This uploads files. It's a Flask app.
Run like:
PYTHONPATH=. FLASK_APP=fkupload FLASK_DEBUG=1 flask run
It uses Python3. Do this to install first time:
python3 -m venv env
. env/bin/activate
pip install -r requirements.txt
When a video object is created, Django assignes an upload token UUID to this video.
That token is fetched from the Frikanalen API using the
https://frikanalen.no/api/videos/<video_id>/upload_token
end point.
The upload protocol uses POST to submit one or more chunks of the video file to upload. Included in each POST is the the video ID and an upload token associated with the video ID and the filename of the video file.

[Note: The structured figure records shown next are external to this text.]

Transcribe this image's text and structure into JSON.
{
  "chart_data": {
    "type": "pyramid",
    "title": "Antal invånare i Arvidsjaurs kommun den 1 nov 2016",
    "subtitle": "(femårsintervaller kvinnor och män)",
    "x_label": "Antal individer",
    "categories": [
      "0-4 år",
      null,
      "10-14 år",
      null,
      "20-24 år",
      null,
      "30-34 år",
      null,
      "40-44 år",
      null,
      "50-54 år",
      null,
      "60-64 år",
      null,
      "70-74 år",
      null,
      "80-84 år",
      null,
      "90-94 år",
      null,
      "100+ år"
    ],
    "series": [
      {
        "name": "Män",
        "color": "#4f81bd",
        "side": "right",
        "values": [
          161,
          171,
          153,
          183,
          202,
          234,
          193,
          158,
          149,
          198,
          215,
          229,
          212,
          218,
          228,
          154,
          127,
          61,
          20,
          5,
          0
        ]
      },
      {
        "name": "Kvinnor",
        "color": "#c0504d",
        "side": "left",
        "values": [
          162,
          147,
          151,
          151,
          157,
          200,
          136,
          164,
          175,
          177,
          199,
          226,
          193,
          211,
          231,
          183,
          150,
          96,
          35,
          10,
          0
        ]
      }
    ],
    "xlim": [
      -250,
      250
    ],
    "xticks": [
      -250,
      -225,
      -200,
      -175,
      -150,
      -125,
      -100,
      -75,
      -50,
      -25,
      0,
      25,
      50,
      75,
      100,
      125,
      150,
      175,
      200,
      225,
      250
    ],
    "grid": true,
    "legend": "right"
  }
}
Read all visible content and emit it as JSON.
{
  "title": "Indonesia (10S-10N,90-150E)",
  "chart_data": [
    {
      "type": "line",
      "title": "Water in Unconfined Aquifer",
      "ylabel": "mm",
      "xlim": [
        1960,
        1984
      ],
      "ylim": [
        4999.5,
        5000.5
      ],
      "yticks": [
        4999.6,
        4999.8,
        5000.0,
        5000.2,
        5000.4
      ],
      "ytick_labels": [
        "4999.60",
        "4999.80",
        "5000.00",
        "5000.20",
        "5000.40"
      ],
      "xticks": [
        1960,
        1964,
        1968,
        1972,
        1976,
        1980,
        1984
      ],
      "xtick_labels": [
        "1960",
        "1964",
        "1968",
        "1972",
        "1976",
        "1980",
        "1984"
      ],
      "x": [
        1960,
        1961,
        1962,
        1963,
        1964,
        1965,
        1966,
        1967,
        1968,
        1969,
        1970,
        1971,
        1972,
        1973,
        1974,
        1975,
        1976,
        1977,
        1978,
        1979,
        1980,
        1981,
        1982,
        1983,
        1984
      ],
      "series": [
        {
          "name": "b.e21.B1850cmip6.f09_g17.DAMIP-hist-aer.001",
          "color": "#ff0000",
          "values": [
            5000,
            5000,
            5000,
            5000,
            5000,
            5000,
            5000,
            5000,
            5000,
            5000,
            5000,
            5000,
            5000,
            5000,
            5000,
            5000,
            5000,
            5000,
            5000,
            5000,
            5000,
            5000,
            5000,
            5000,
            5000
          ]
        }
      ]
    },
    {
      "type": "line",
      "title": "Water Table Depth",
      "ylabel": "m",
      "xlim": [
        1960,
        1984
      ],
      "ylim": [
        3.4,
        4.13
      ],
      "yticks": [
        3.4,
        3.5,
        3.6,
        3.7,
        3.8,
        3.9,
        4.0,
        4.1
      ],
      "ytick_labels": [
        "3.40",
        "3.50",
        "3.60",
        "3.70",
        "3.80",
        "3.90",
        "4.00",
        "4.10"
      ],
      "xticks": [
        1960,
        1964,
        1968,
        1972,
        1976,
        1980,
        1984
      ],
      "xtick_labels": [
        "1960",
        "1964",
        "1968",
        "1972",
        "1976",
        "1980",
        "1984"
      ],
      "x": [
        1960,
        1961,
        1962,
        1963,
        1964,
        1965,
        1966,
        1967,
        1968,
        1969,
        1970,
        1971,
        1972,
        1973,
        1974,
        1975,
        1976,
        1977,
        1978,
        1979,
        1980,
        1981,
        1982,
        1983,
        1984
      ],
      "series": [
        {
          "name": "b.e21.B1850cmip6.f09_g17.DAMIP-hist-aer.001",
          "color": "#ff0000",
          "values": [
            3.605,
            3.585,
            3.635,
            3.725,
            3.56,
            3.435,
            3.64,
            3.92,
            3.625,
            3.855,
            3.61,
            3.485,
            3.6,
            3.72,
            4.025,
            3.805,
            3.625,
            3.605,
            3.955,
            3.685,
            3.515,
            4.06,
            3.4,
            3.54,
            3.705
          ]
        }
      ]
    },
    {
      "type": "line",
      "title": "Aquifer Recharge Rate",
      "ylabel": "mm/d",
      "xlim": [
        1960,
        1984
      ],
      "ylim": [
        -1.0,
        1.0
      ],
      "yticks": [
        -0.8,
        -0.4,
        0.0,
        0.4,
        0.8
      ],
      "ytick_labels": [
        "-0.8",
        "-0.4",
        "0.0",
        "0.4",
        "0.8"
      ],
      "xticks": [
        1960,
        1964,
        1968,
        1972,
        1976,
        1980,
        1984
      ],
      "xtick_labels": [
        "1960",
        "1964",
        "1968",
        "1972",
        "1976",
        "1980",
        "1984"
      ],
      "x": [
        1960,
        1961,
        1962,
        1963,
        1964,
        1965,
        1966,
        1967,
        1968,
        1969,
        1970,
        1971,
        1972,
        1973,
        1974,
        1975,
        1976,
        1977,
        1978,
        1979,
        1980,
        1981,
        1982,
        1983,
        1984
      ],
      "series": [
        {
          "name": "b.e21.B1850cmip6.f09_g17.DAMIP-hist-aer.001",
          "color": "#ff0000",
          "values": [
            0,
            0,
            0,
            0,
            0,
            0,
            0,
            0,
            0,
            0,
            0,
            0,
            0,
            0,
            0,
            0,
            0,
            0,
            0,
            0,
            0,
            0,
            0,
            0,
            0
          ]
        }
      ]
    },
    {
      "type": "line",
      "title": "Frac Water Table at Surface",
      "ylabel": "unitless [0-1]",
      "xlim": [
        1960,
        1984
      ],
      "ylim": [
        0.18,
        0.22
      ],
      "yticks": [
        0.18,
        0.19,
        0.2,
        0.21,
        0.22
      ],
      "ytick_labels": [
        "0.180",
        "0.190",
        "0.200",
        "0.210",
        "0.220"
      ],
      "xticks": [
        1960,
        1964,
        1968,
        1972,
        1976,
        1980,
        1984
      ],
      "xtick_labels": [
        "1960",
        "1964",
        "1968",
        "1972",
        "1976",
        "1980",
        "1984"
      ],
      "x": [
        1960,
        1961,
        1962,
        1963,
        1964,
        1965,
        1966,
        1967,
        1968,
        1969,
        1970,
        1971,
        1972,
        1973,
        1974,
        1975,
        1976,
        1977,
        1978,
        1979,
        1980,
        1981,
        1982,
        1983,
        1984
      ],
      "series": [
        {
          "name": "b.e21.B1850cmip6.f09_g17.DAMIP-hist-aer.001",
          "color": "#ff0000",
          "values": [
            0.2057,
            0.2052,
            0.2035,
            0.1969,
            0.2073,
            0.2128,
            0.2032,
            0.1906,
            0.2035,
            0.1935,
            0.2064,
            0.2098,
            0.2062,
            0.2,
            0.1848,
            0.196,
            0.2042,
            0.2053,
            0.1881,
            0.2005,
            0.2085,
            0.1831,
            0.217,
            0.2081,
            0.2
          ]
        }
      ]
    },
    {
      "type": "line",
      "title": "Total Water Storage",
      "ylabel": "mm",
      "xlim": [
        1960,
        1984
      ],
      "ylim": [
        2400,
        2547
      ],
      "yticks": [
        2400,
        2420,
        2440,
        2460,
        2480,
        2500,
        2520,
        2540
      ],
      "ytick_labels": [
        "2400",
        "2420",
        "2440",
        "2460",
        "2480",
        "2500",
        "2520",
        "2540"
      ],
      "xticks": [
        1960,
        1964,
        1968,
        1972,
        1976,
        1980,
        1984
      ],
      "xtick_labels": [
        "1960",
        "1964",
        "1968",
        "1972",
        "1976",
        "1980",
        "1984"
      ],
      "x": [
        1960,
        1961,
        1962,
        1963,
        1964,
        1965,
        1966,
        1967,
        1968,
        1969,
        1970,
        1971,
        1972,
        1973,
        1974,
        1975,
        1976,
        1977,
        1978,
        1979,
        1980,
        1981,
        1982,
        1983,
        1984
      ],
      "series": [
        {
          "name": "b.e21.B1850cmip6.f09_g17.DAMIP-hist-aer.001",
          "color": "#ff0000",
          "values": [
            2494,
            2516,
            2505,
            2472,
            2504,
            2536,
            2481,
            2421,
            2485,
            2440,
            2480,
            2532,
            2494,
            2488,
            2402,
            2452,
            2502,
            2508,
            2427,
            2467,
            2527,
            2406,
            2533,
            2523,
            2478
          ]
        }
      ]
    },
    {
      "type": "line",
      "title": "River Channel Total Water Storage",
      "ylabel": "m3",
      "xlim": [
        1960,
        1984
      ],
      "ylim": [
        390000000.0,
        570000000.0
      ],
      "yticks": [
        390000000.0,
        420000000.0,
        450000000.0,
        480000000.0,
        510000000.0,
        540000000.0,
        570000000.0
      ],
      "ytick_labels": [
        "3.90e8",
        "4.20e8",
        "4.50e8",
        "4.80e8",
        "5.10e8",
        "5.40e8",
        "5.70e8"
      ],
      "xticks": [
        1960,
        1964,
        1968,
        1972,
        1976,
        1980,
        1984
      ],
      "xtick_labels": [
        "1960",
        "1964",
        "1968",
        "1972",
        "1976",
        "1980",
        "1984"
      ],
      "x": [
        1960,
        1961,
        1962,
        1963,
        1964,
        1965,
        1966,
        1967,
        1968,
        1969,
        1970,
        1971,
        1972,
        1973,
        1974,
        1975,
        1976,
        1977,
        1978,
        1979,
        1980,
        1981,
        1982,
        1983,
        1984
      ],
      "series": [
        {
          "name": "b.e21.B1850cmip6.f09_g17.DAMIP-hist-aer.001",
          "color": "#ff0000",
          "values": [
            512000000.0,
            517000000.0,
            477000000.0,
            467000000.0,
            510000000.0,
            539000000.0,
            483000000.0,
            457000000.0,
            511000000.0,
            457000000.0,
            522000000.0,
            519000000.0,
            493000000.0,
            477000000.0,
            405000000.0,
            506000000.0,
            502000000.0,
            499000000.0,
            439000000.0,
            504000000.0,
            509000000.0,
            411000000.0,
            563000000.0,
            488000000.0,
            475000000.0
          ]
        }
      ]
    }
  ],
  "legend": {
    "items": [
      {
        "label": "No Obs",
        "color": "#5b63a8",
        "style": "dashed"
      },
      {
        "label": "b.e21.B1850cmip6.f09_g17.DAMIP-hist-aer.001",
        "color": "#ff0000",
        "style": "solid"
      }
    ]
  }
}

Here is an example, a simple upload consisting of two chunks, sent as multipart/form-data in the POST:
post0 = {
'video_id': '123',
'upload_token': 'secret-hash',
'name': 'some-file.dv',
'file': <first-1M-chunk-of-file>
'chunk': 0,
'chunks': '2',
}
post1 = {
'video_id': '123',
'upload_token': 'secret-hash',
'name': 'some-file.dv',
'file': <last-1M-chunk-of-file>
'chunk': 1,
'chunks': '2',
}
A good chunk size to use is 1 MiB.
You can test uploading locally. First start the server:
PYTHONPATH=. FLASK_APP=fkupload FLASK_DEBUG=1 FK_API=http://localhost:9999 flask run
You need to find your own file for upload or add a mytest.jpeg
.
printf "HTTP/1.0 200 OK\n\n{\"upload_token\": \"secret\"}" | nc -q1 -l 9999 &
curl localhost:5000/upload \
-X POST \
-F '[email protected]' \
-F name='test.jpg' \
-F video_id=1000 \
-F upload_token=secret
You should get a reply with "{ finished: true }", you will find the file in
upload_files/finished/1000/test.jpg
if everything went well.
If you upload something, you should chunk it up using chunk and chunks as explained in "Protocol".